Interestingly, right off the bat, Parini discusses a bit of this performance anxiety that I have felt as a teacher and that I felt even in approaching this book. He writes about how wonderful it is that in the profession of teaching there is always a new beginning, every September. It is somewhat ironic he notes, that the end of the plant life cycle is the beginning of our our academic one. He discusses the excitement but also the trepidation that comes with being both a student and a teacher at this time of the year. For a child, it means new clothes, new supplies and new teachers. It is a chance to reinvent yourself. I remember personally how each fall of grade school, I would look back at my last year's self and think, "oh, what a geek I was in grade 7. I won't be that un-cool THIS year in gr. 8." And the cycle would repeat year after year. (I have long since become resigned to my permanently semi-geeky status and if anything, have embraced it! ha ha.

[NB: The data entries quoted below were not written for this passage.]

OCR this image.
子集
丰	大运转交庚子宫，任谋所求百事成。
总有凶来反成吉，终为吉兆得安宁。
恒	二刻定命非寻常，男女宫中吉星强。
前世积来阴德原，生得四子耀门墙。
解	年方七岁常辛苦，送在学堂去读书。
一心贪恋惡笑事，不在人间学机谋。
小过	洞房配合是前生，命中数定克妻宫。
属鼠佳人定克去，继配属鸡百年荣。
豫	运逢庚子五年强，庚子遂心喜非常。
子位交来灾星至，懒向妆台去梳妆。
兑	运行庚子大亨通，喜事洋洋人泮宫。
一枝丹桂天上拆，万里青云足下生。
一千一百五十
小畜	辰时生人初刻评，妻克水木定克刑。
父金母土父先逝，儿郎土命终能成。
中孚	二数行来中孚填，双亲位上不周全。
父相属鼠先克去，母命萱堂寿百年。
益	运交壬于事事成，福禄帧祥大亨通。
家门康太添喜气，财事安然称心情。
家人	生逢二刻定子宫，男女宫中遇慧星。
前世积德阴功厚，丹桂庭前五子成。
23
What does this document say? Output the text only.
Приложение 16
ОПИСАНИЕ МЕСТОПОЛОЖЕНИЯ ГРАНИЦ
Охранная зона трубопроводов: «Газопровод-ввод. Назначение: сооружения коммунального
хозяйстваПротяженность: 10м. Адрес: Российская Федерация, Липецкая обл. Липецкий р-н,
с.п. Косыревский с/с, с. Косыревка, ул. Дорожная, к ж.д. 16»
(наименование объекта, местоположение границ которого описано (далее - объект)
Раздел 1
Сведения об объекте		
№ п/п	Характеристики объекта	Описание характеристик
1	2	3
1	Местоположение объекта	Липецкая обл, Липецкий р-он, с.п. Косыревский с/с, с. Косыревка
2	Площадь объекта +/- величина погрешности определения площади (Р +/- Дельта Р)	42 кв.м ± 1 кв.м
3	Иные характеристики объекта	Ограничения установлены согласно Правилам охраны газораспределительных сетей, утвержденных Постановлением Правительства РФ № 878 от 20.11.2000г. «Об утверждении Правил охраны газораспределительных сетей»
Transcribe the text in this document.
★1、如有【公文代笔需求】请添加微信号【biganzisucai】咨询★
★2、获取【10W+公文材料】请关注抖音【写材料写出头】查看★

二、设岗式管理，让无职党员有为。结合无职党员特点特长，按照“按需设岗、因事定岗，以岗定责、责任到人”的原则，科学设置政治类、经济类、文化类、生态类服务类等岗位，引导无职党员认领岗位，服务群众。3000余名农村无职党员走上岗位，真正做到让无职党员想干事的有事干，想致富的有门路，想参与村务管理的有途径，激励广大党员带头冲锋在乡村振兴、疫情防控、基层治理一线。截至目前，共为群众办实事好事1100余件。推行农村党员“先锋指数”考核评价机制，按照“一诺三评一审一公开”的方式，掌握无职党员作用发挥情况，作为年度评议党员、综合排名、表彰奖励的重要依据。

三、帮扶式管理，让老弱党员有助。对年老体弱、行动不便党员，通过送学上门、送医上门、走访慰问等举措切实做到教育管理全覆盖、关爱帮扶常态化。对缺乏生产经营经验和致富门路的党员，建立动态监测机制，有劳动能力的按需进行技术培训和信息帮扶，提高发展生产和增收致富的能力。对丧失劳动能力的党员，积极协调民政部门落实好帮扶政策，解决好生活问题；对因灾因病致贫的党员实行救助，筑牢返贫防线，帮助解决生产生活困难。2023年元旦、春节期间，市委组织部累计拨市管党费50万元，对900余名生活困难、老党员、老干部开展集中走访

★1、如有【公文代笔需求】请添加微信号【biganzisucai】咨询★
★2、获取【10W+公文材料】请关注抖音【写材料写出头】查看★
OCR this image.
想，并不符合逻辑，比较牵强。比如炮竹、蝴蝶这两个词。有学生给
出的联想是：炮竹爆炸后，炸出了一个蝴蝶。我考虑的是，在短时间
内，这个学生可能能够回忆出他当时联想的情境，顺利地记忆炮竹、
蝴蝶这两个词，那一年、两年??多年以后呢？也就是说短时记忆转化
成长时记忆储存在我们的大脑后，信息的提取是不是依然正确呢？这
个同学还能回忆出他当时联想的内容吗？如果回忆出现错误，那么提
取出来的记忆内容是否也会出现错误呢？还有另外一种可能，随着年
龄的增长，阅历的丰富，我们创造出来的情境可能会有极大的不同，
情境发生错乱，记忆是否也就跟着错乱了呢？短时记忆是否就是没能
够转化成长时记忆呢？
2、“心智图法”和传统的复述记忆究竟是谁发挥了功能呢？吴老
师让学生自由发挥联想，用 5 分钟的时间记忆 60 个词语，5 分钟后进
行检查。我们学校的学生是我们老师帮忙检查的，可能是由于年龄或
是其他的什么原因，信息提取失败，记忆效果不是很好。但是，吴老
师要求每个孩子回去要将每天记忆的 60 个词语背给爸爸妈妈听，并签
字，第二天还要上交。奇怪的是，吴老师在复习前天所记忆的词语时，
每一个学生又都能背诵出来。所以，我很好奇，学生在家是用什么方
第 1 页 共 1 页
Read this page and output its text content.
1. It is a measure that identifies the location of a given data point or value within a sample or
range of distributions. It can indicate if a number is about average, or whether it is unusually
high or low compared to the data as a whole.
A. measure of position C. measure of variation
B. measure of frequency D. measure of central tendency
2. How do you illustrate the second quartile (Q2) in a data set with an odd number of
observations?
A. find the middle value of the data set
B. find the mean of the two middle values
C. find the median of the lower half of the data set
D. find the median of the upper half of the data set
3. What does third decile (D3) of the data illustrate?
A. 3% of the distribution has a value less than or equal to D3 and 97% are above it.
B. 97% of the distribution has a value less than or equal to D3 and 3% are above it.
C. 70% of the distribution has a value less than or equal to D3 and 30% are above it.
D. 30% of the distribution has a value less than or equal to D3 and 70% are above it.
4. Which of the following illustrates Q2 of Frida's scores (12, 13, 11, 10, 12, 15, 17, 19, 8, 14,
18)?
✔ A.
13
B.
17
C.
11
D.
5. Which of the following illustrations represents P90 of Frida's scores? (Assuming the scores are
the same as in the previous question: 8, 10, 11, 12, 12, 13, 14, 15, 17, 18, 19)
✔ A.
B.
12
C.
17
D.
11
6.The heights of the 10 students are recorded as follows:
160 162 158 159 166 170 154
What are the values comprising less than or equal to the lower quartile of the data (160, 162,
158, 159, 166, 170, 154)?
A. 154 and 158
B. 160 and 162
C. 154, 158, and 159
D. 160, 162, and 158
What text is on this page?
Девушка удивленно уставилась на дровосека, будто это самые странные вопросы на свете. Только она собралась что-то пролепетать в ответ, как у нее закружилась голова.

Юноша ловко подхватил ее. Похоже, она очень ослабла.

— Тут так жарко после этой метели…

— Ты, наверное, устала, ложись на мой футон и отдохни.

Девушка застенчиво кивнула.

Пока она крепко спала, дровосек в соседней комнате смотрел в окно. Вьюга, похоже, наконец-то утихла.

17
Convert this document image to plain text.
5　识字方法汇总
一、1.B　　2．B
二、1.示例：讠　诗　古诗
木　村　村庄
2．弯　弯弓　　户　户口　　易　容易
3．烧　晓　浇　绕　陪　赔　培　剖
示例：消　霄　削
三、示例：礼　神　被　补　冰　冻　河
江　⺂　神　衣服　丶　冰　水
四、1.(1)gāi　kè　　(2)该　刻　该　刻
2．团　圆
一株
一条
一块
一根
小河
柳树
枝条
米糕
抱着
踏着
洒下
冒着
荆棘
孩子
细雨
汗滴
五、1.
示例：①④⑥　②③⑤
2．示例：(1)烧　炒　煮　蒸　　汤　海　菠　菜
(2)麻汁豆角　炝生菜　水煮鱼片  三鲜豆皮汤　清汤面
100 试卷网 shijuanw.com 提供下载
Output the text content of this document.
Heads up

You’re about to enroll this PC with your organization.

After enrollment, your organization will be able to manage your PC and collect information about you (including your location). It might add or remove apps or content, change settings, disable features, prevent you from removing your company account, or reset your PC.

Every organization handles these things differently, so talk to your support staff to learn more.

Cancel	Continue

For teachers, Parini acknowledges that "the first days and weeks of school are not without their small terrors and discomforts. Indeed, as I was writing this, I got an e-mail from a colleague saying that she hadn't taught in a while, and she was actually frightened of her students. I know the feeling: that dread, as one approaches class for the first time in September. It can be difficult to begin again, to invevnt everything from the ground up, to learn the names of the students, their foibles, their likes and dislikes. There is so much to absorb in a short time. It can make you dizzy with apprehension." (5)
I feel this often, because I am a part-time college teacher. As I write this blog entry, I am checking my enrollment every day, hoping that my women studies course, "Women in Music" will get enough students to run. (It's looking like it will). I want to teach again badly. I miss it. It has been a year since I have taught a college course, and I feel drawn to the whole environment of the campus, the relationships with students, the thinking that I do as a professor, and the material itself. The figures and themes that I teach are old friends that I want to revisit. But in line with Parini, I too have a small sense of dread. For teaching can get rusty, and the best way to build confidence is to have pretty consistent practice. I need to get back into the classroom for this reason. A year is too long to put the teaching on hold.